D’une autre part, avril est le mois dédié aux victimes du génocide des Tutsis et, pour le gouvernement rwandais, avril n’est pas une période commémorative de toutes les victimes de la guerre ou de la violence qui a suivi. Pourquoi forcément organiser une commémoration des victimes hutu en avril quand, aux yeux des survivants tutsi, cela a toujours apparus comme une confrontation ou sabotage et lorsque le gouvernement rwandais et ses agences s’y opposent farouchement? Pourquoi ne pas choisir un autre mois?
3.3 La commémoration “commune” discrimine les autres nationalités
Jusqu’à présent, la commémoration commune n’est envisagée que dans le contexte rwandais et ne tient pas compte du fait que les victimes du génocide hutu sont de nationalités différentes. Ceci est injuste et discriminatoire contre un grand nombre de victimes non rwandaises.

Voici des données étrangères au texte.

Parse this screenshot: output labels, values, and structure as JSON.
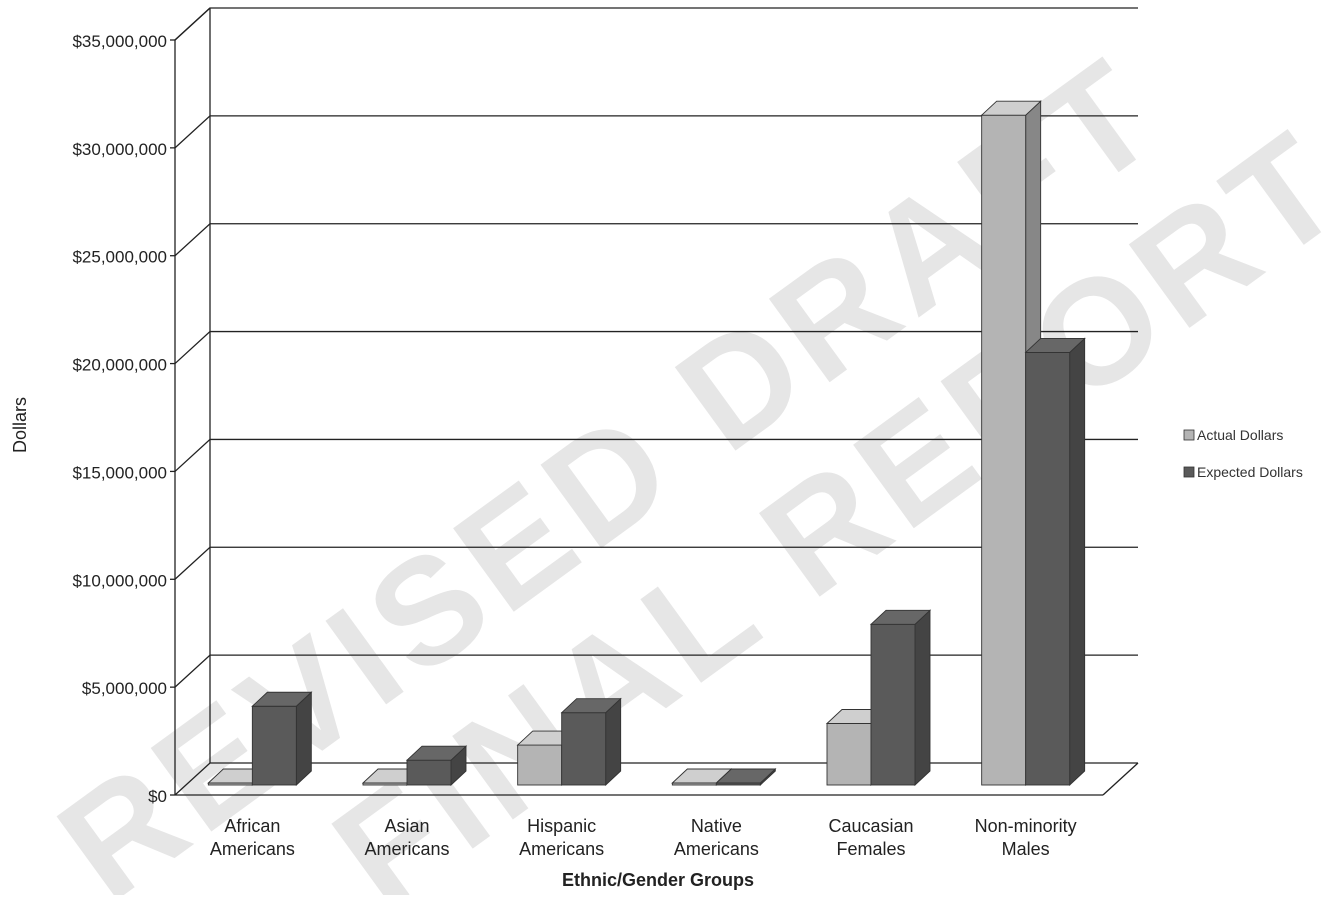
{
  "watermark": {
    "line1": "REVISED DRAFT",
    "line2": "FINAL REPORT"
  },
  "colors": {
    "actual": "#b4b4b4",
    "expected": "#5a5a5a",
    "gridline": "#222222",
    "watermark": "#e6e6e6"
  },
  "chart_data": {
    "type": "bar",
    "title": "",
    "xlabel": "Ethnic/Gender Groups",
    "ylabel": "Dollars",
    "ylim": [
      0,
      35000000
    ],
    "yticks": [
      0,
      5000000,
      10000000,
      15000000,
      20000000,
      25000000,
      30000000,
      35000000
    ],
    "ytick_labels": [
      "$0",
      "$5,000,000",
      "$10,000,000",
      "$15,000,000",
      "$20,000,000",
      "$25,000,000",
      "$30,000,000",
      "$35,000,000"
    ],
    "grid": true,
    "legend_position": "right",
    "categories": [
      [
        "African",
        "Americans"
      ],
      [
        "Asian",
        "Americans"
      ],
      [
        "Hispanic",
        "Americans"
      ],
      [
        "Native",
        "Americans"
      ],
      [
        "Caucasian",
        "Females"
      ],
      [
        "Non-minority",
        "Males"
      ]
    ],
    "series": [
      {
        "name": "Actual Dollars",
        "values": [
          300000,
          150000,
          2500000,
          50000,
          3500000,
          31700000
        ]
      },
      {
        "name": "Expected Dollars",
        "values": [
          4300000,
          1800000,
          4000000,
          100000,
          8100000,
          20700000
        ]
      }
    ]
  }
}
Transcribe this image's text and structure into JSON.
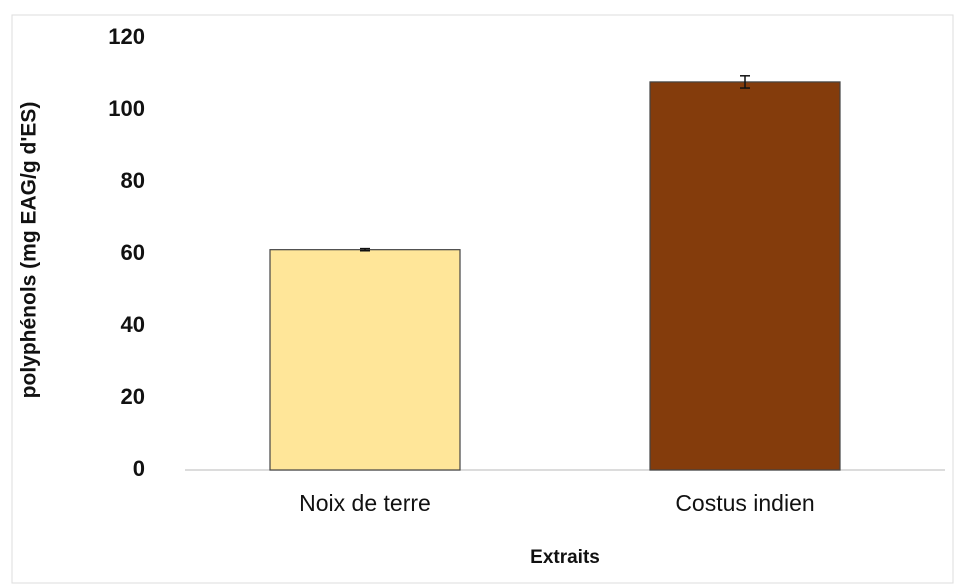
{
  "chart_data": {
    "type": "bar",
    "x_label": "Extraits",
    "y_label": "polyphénols (mg EAG/g d'ES)",
    "categories": [
      "Noix de terre",
      "Costus indien"
    ],
    "values": [
      61.2,
      107.8
    ],
    "errors": [
      0.3,
      1.7
    ],
    "colors": [
      "#ffe699",
      "#843c0c"
    ],
    "ylim": [
      0,
      120
    ],
    "yticks": [
      0,
      20,
      40,
      60,
      80,
      100,
      120
    ],
    "grid": false
  }
}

Pour illustrer cette réalité souvent oubliée, par exemple, en octobre 1996, sur le territoire d’Uvira en RDC, deux tiers des réfugiés enregistrés par le HCR étaient de nationalité burundaise, soit environ 150.000 personnes. Ces réfugiés hutus burundais ont été chassés et massacrés aux côtés d’autres nationalités. Ils ont fui, ont fait face à la faim, et sont morts aux côtés des Hutu congolais et Hutu rwandais, massacrés par les militaires du FPR après la destruction des camps des réfugiés.
Au vu de ce qui précède, le mois d’octobre a été choisi pour être consacré à la commémoration du génocide perpétré contre les Hutus. Chaque année, le mois d’octobre sera marqué par diverses activités dans le but de:
- présenter des faits qui démontrent que les atrocités commises constituent un crime de génocide;
- demander la reconnaissance du génocide contre le peuple Hutu;
- demander justice pour les auteurs de ces actes;
- plaidoyer pour les survivants vivant dans les zones de conflit et
- commémorer et honorer les victimes de ce crime.